63歳の若さ、ショックだった。子供の頃からのファンで、しかも考査室という凄〜く時間に余裕がある部署に異動した直後だったので、CDを全て手に入れてよく聴いたもんだ。私は身体も心も病んだ時は落語を聞く。
<週刊現代で特集>
落語を好きになったのは。小学3年生の時で、ジフテリアに罹って半年ほど学校に行けず居間から離れた奥の8畳に隔離され、安静と栄養とかで寝たきり生活だったからだ。5年生のときには猩紅熱にかかり、この時も3ヶ月以上休んでえいたのでラジオを愛用していた。特に3年生の時は、すでに家にテレビもあったが、まだまだラジオの方に馴染んでいて歌謡曲より落語が圧倒的に好きだった。
小学生の頃は、3代目三遊亭金馬、中学時代は6代目三遊亭圓生、高校生の頃は10代目金原亭馬生(志ん朝の実兄)が贔屓で、上京して以降はいつしか志ん朝(3代目)に魅せられていた。他にもいろんな噺家のレコード、確かキングから出ていた(まだ馬生、志ん朝はなかった気がする)のをよく聴いた。志ん朝師匠は、若い頃は『若い季節』や『鬼平犯科帳』などのテレビドラマに出ていたが、ある時から高座以外では見なくなった。獨協学園の出身で、故小島晋治先生が教えていた頃、いたのではなかったか❓
とにかく「上手いなぁ~」と聞き惚れたもんだ。私は4人のうち、生(なま)は圓生師匠しか、見聞きしたことがないが、CDを聞くたびに感嘆する。馬生師匠は地下鉄日比谷左遷の銀座駅で羽織袴姿のところ見かけたことがある。
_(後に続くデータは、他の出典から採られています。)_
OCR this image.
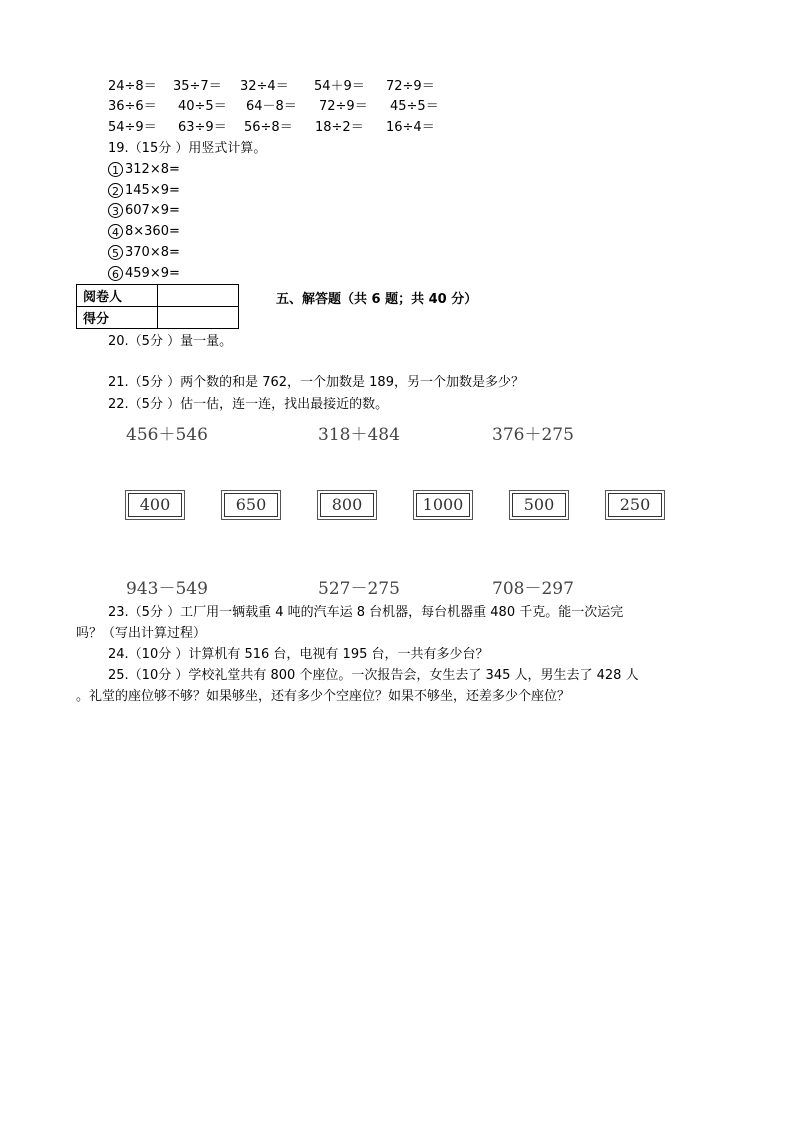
24÷8＝ 35÷7＝ 32÷4＝ 54＋9＝ 72÷9＝
36÷6＝ 40÷5＝ 64－8＝ 72÷9＝ 45÷5＝
54÷9＝ 63÷9＝ 56÷8＝ 18÷2＝ 16÷4＝
19.（15分 ）用竖式计算。
1 312×8=
2 145×9=
3 607×9=
4 8×360=
5 370×8=
6 459×9=
阅卷人	
得分	
五、解答题（共 6 题；共 40 分）
20.（5分 ）量一量。
21.（5分 ）两个数的和是 762，一个加数是 189，另一个加数是多少？
22.（5分 ）估一估，连一连，找出最接近的数。
456＋546	318＋484	376＋275
400	650	800	1000	500	250
943－549	527－275	708－297
23.（5分 ）工厂用一辆载重 4 吨的汽车运 8 台机器，每台机器重 480 千克。能一次运完
吗？（写出计算过程）
24.（10分 ）计算机有 516 台，电视有 195 台，一共有多少台？
25.（10分 ）学校礼堂共有 800 个座位。一次报告会，女生去了 345 人，男生去了 428 人
。礼堂的座位够不够？如果够坐，还有多少个空座位？如果不够坐，还差多少个座位？
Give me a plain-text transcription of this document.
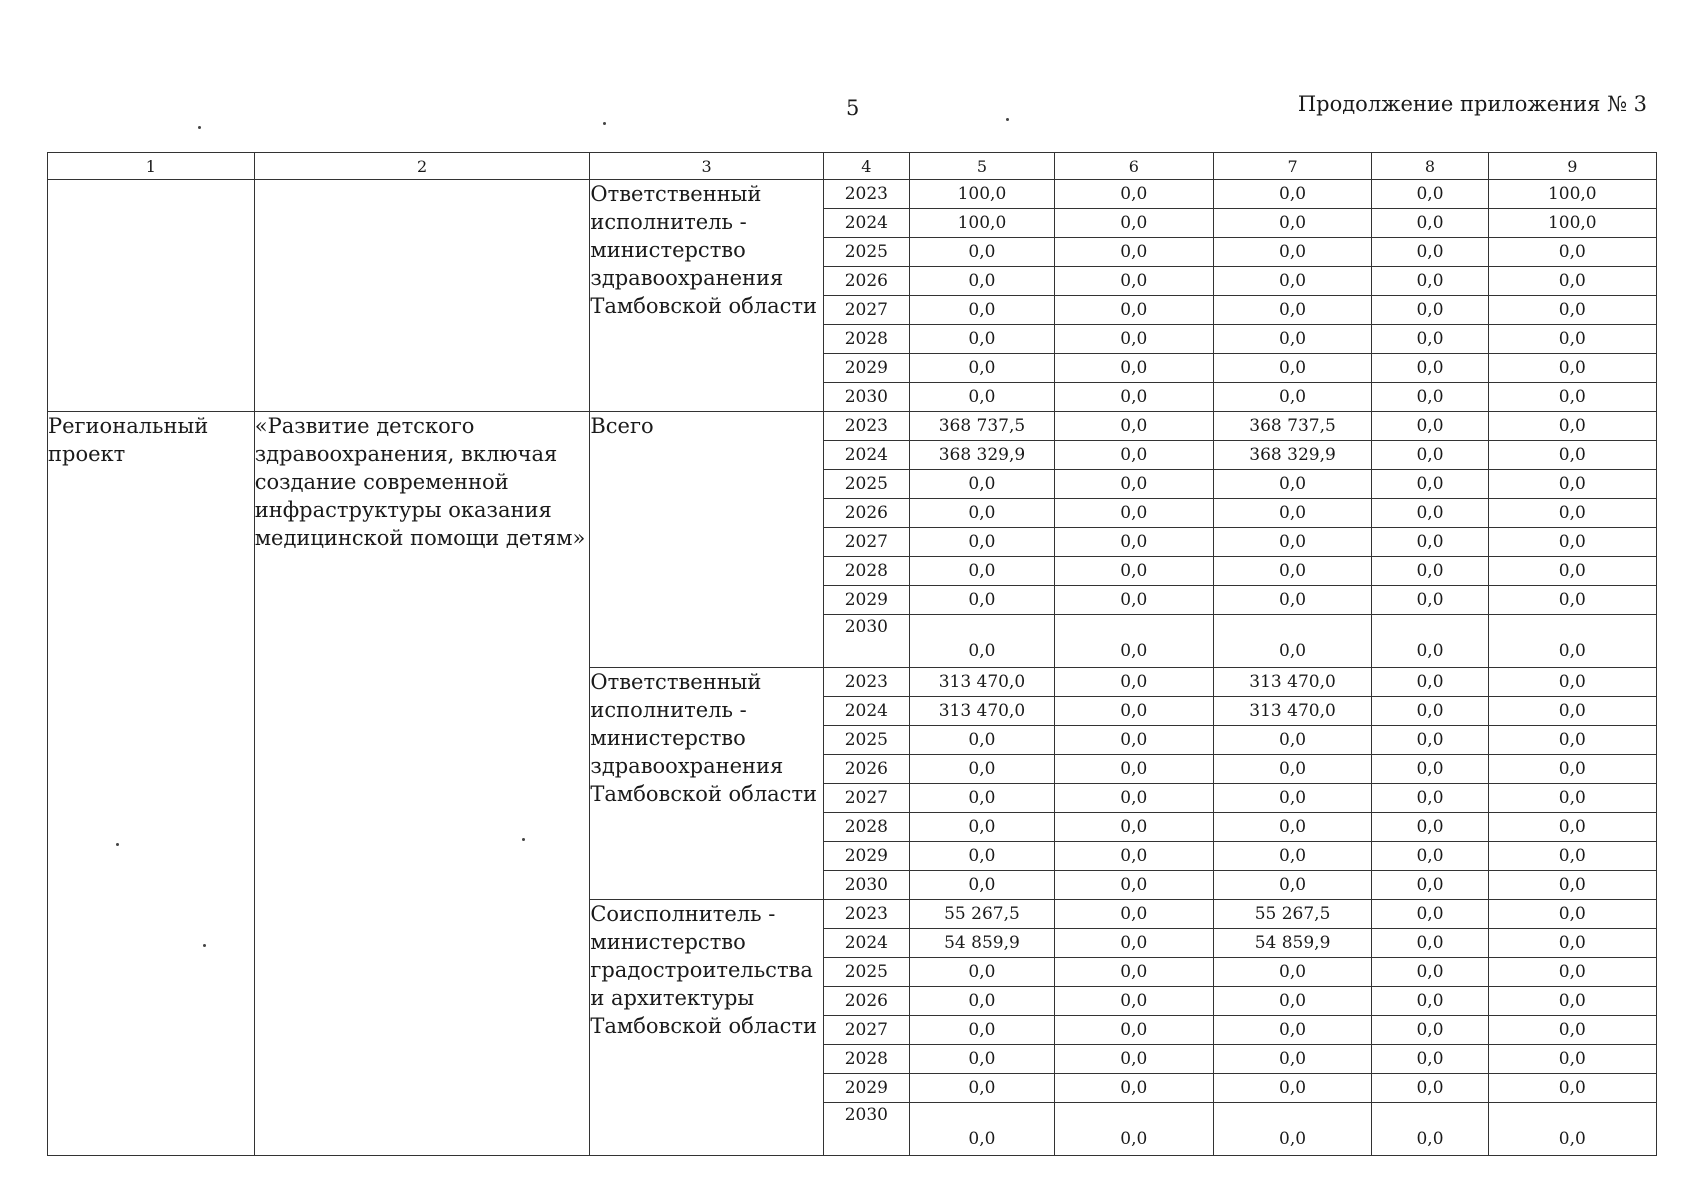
5	Продолжение приложения № 3
1	2	3	4	5	6	7	8	9
		Ответственный исполнитель - министерство здравоохранения Тамбовской области	2023	100,0	0,0	0,0	0,0	100,0
			2024	100,0	0,0	0,0	0,0	100,0
			2025	0,0	0,0	0,0	0,0	0,0
			2026	0,0	0,0	0,0	0,0	0,0
			2027	0,0	0,0	0,0	0,0	0,0
			2028	0,0	0,0	0,0	0,0	0,0
			2029	0,0	0,0	0,0	0,0	0,0
			2030	0,0	0,0	0,0	0,0	0,0
Региональный проект	«Развитие детского здравоохранения, включая создание современной инфраструктуры оказания медицинской помощи детям»	Всего	2023	368 737,5	0,0	368 737,5	0,0	0,0
			2024	368 329,9	0,0	368 329,9	0,0	0,0
			2025	0,0	0,0	0,0	0,0	0,0
			2026	0,0	0,0	0,0	0,0	0,0
			2027	0,0	0,0	0,0	0,0	0,0
			2028	0,0	0,0	0,0	0,0	0,0
			2029	0,0	0,0	0,0	0,0	0,0
			2030	0,0	0,0	0,0	0,0	0,0
		Ответственный исполнитель - министерство здравоохранения Тамбовской области	2023	313 470,0	0,0	313 470,0	0,0	0,0
			2024	313 470,0	0,0	313 470,0	0,0	0,0
			2025	0,0	0,0	0,0	0,0	0,0
			2026	0,0	0,0	0,0	0,0	0,0
			2027	0,0	0,0	0,0	0,0	0,0
			2028	0,0	0,0	0,0	0,0	0,0
			2029	0,0	0,0	0,0	0,0	0,0
			2030	0,0	0,0	0,0	0,0	0,0
		Соисполнитель - министерство градостроительства и архитектуры Тамбовской области	2023	55 267,5	0,0	55 267,5	0,0	0,0
			2024	54 859,9	0,0	54 859,9	0,0	0,0
			2025	0,0	0,0	0,0	0,0	0,0
			2026	0,0	0,0	0,0	0,0	0,0
			2027	0,0	0,0	0,0	0,0	0,0
			2028	0,0	0,0	0,0	0,0	0,0
			2029	0,0	0,0	0,0	0,0	0,0
			2030	0,0	0,0	0,0	0,0	0,0
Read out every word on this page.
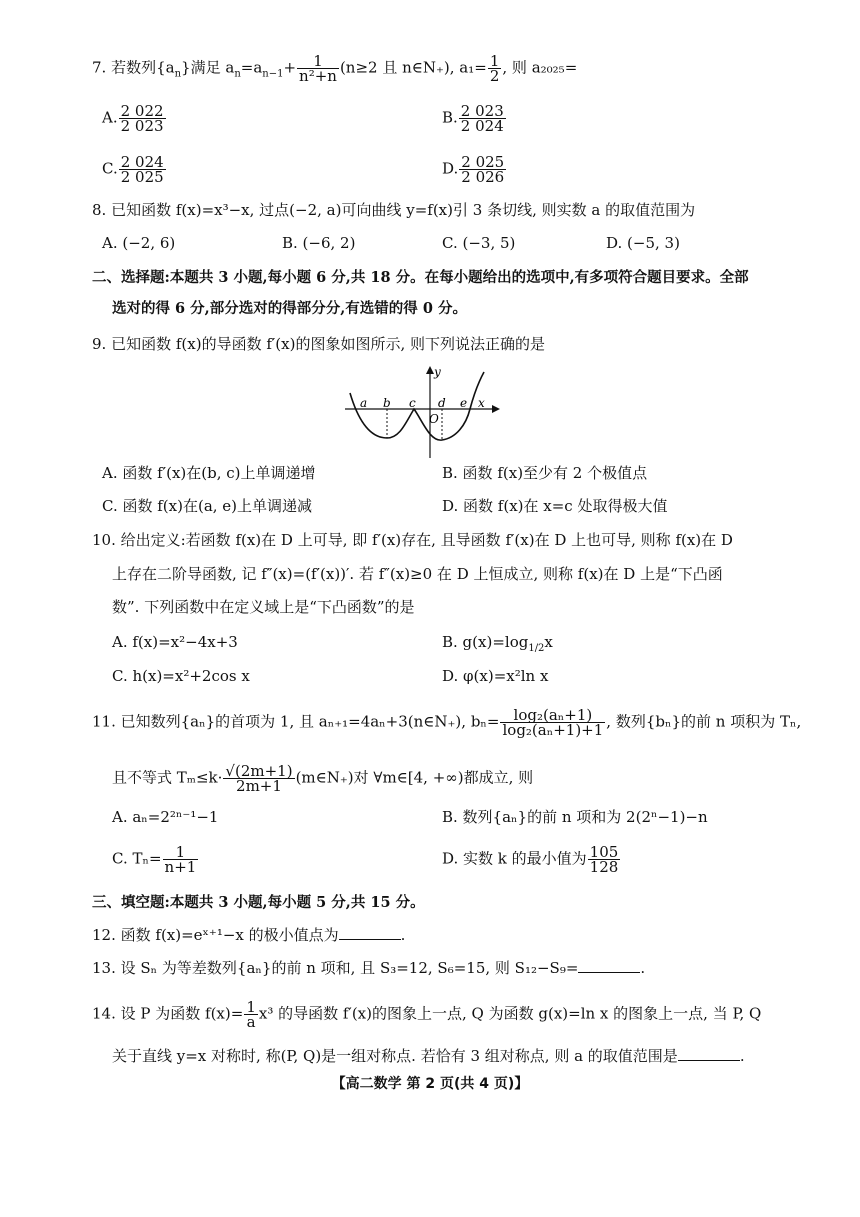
7. 若数列$\{a_n\}$满足 $a_n=a_{n-1}+ \frac{1}{\text{n²+n}} (n\ge 2$ 且 n∈N₊), $a_1= \frac{1}{2}$ , 则 a₂₀₂₅=
A. $\frac{2 022}{2 023}$	B. $\frac{2 023}{2 024}$
C. $\frac{2 024}{2 025}$	D. $\frac{2 025}{2 026}$
8. 已知函数 f(x)=x³−x, 过点(−2, a)可向曲线 y=f(x)引 3 条切线, 则实数 a 的取值范围为
A. (−2, 6)	B. (−6, 2)	C. (−3, 5)	D. (−5, 3)
二、选择题:本题共 3 小题,每小题 6 分,共 18 分。在每小题给出的选项中,有多项符合题目要求。全部
选对的得 6 分,部分选对的得部分分,有选错的得 0 分。
9. 已知函数 f(x)的导函数 f′(x)的图象如图所示, 则下列说法正确的是
a b c d e x
y
O
A. 函数 f′(x)在(b, c)上单调递增	B. 函数 f(x)至少有 2 个极值点
C. 函数 f(x)在(a, e)上单调递减	D. 函数 f(x)在 x=c 处取得极大值
10. 给出定义:若函数 f(x)在 D 上可导, 即 f′(x)存在, 且导函数 f′(x)在 D 上也可导, 则称 f(x)在 D
上存在二阶导函数, 记 f″(x)=(f′(x))′. 若 f″(x)≥0 在 D 上恒成立, 则称 f(x)在 D 上是“下凸函
数”. 下列函数中在定义域上是“下凸函数”的是
A. f(x)=x²−4x+3	B. $g(x)=\log_{1/2}x$
C. h(x)=x²+2cos x	D. φ(x)=x²ln x
11. 已知数列{aₙ}的首项为 1, 且 aₙ₊₁=4aₙ+3(n∈N₊), $b_n= \frac{\text{log₂(aₙ+1)}}{\text{log₂(aₙ+1)+1}}$ , 数列{bₙ}的前 n 项积为 Tₙ,
且不等式 $T_m\le k\cdot \frac{√(2m+1)}{2m+1}$ (m∈N₊)对 ∀m∈[4, +∞)都成立, 则
A. aₙ=2²ⁿ⁻¹−1	B. 数列{aₙ}的前 n 项和为 2(2ⁿ−1)−n
C. $T_n= \frac{1}{n+1}$	D. 实数 k 的最小值为 $\frac{105}{128}$
三、填空题:本题共 3 小题,每小题 5 分,共 15 分。
12. 函数 f(x)=eˣ⁺¹−x 的极小值点为	.
13. 设 Sₙ 为等差数列{aₙ}的前 n 项和, 且 S₃=12, S₆=15, 则 S₁₂−S₉=	.
14. 设 P 为函数 $f(x)= \frac{1}{a} x^3$ 的导函数 f′(x)的图象上一点, Q 为函数 g(x)=ln x 的图象上一点, 当 P, Q
关于直线 y=x 对称时, 称(P, Q)是一组对称点. 若恰有 3 组对称点, 则 a 的取值范围是	.
【高二数学 第 2 页(共 4 页)】
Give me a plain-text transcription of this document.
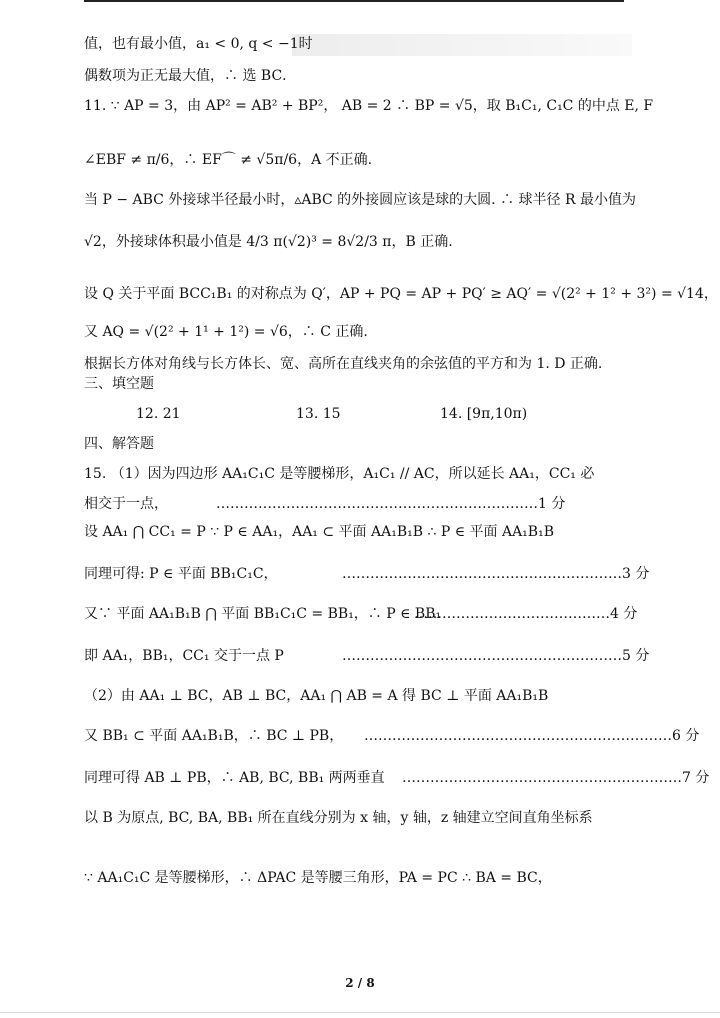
值，也有最小值，a₁ < 0, q < −1时
偶数项为正无最大值，∴ 选 BC．
11. ∵ AP = 3，由 AP² = AB² + BP²， AB = 2 ∴ BP = √5，取 B₁C₁, C₁C 的中点 E, F
∠EBF ≠ π/6，∴ EF⌒ ≠ √5π/6，A 不正确.
当 P − ABC 外接球半径最小时，▵ABC 的外接圆应该是球的大圆. ∴ 球半径 R 最小值为
√2，外接球体积最小值是 4/3 π(√2)³ = 8√2/3 π，B 正确.
设 Q 关于平面 BCC₁B₁ 的对称点为 Q′，AP + PQ = AP + PQ′ ≥ AQ′ = √(2² + 1² + 3²) = √14，
又 AQ = √(2² + 1¹ + 1²) = √6，∴ C 正确.
根据长方体对角线与长方体长、宽、高所在直线夹角的余弦值的平方和为 1. D 正确.
三、填空题
12. 21	13. 15	14. [9π,10π)
四、解答题
15. （1）因为四边形 AA₁C₁C 是等腰梯形，A₁C₁ // AC，所以延长 AA₁，CC₁ 必
相交于一点，	……………………………………………………………1 分
设 AA₁ ⋂ CC₁ = P ∵ P ∈ AA₁，AA₁ ⊂ 平面 AA₁B₁B ∴ P ∈ 平面 AA₁B₁B
同理可得: P ∈ 平面 BB₁C₁C，	……………………………………………………3 分
又∵ 平面 AA₁B₁B ⋂ 平面 BB₁C₁C = BB₁，∴ P ∈ BB₁
……………………………………4 分
即 AA₁，BB₁，CC₁ 交于一点 P	……………………………………………………5 分
（2）由 AA₁ ⊥ BC，AB ⊥ BC，AA₁ ⋂ AB = A 得 BC ⊥ 平面 AA₁B₁B
又 BB₁ ⊂ 平面 AA₁B₁B，∴ BC ⊥ PB， …………………………………………………………6 分
同理可得 AB ⊥ PB，∴ AB, BC, BB₁ 两两垂直 ……………………………………………………7 分
以 B 为原点, BC, BA, BB₁ 所在直线分别为 x 轴，y 轴，z 轴建立空间直角坐标系
∵ AA₁C₁C 是等腰梯形，∴ ΔPAC 是等腰三角形，PA = PC ∴ BA = BC，
2 / 8
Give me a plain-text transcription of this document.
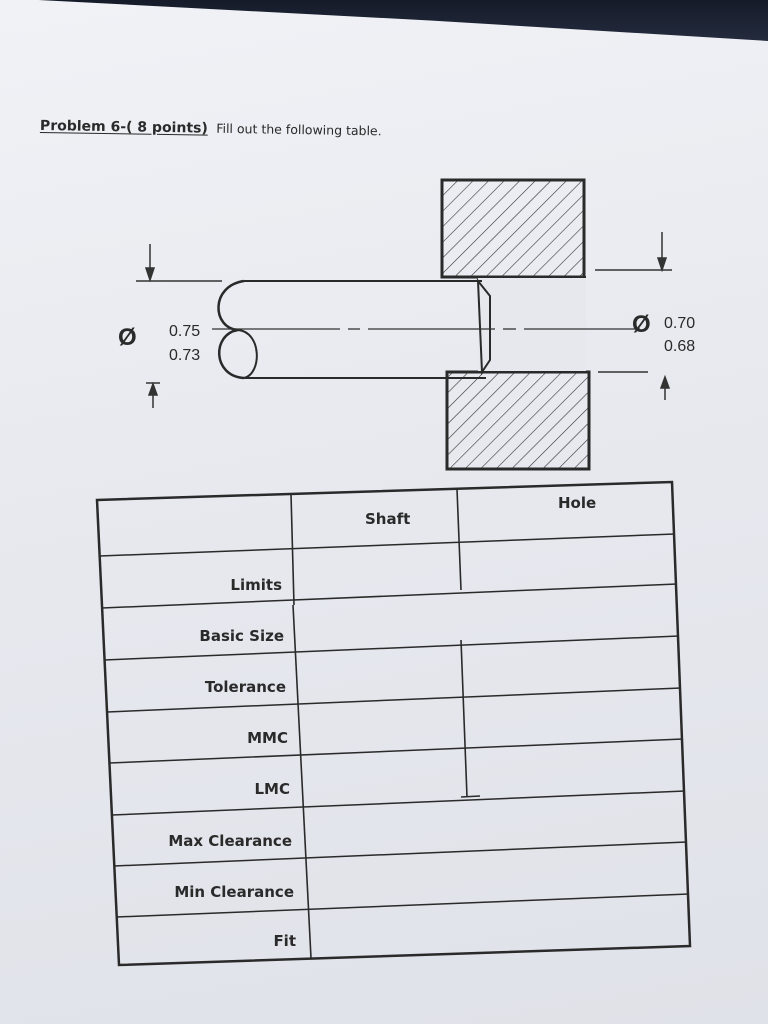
Problem 6-( 8 points) Fill out the following table.
Ø 0.75
0.73
Ø 0.70
0.68
Shaft
Hole
Limits
Basic Size
Tolerance
MMC
LMC
Max Clearance
Min Clearance
Fit
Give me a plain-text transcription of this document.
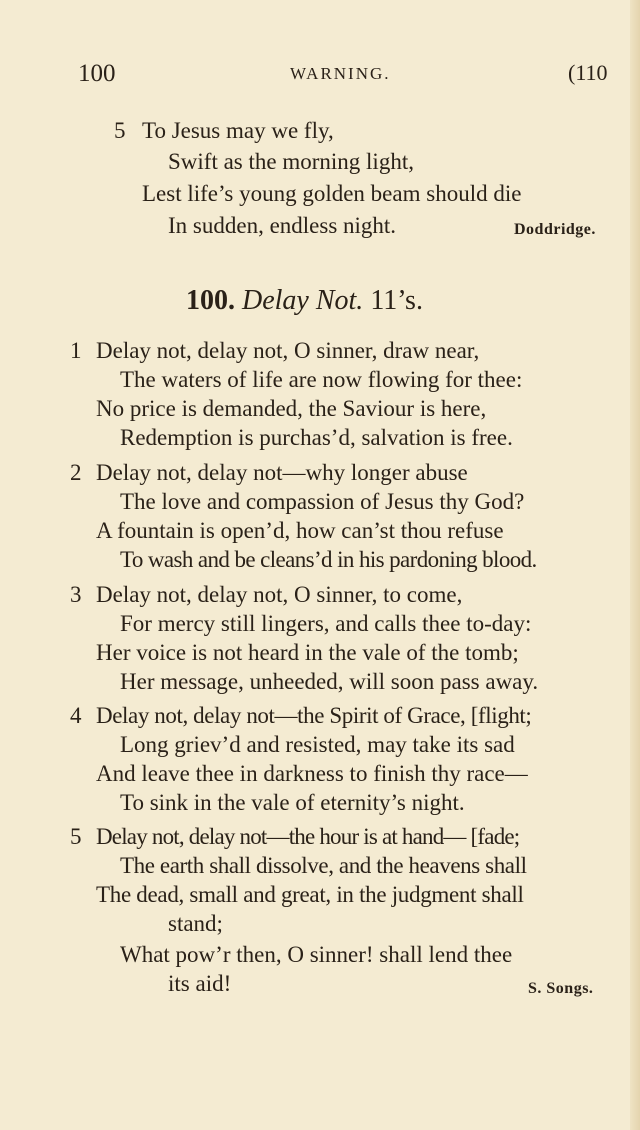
100	WARNING.	(110
5 To Jesus may we fly,
Swift as the morning light,
Lest life’s young golden beam should die
In sudden, endless night.	Doddridge.
100. Delay Not. 11’s.
1 Delay not, delay not, O sinner, draw near,
The waters of life are now flowing for thee:
No price is demanded, the Saviour is here,
Redemption is purchas’d, salvation is free.
2 Delay not, delay not—why longer abuse
The love and compassion of Jesus thy God?
A fountain is open’d, how can’st thou refuse
To wash and be cleans’d in his pardoning blood.
3 Delay not, delay not, O sinner, to come,
For mercy still lingers, and calls thee to-day:
Her voice is not heard in the vale of the tomb;
Her message, unheeded, will soon pass away.
4 Delay not, delay not—the Spirit of Grace, [flight;
Long griev’d and resisted, may take its sad
And leave thee in darkness to finish thy race—
To sink in the vale of eternity’s night.
5 Delay not, delay not—the hour is at hand— [fade;
The earth shall dissolve, and the heavens shall
The dead, small and great, in the judgment shall
stand;
What pow’r then, O sinner! shall lend thee
its aid!	S. Songs.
「今どきの噺家は・・・」と老人のようなことは言わないが、NHKやTBSの落語番組を録画して見ていても、最後までという上手い噺家は極めて少ない。最近江戸落語と上方落語を同じテーマで競演する面白い企画が始まって必ず録画して見ているのだが、これまでに上方の噺家で1人うまいというか面白かっただけで、正直がっかりした。上方落語では、桂枝雀は天才的に上手かった。今の噺家が気の毒なのは、CDやDVDによって往年の名人と比較されてしまうことだ。どんな古株だって圓生師匠や志ん朝師匠に比べられたら、やってられないわな。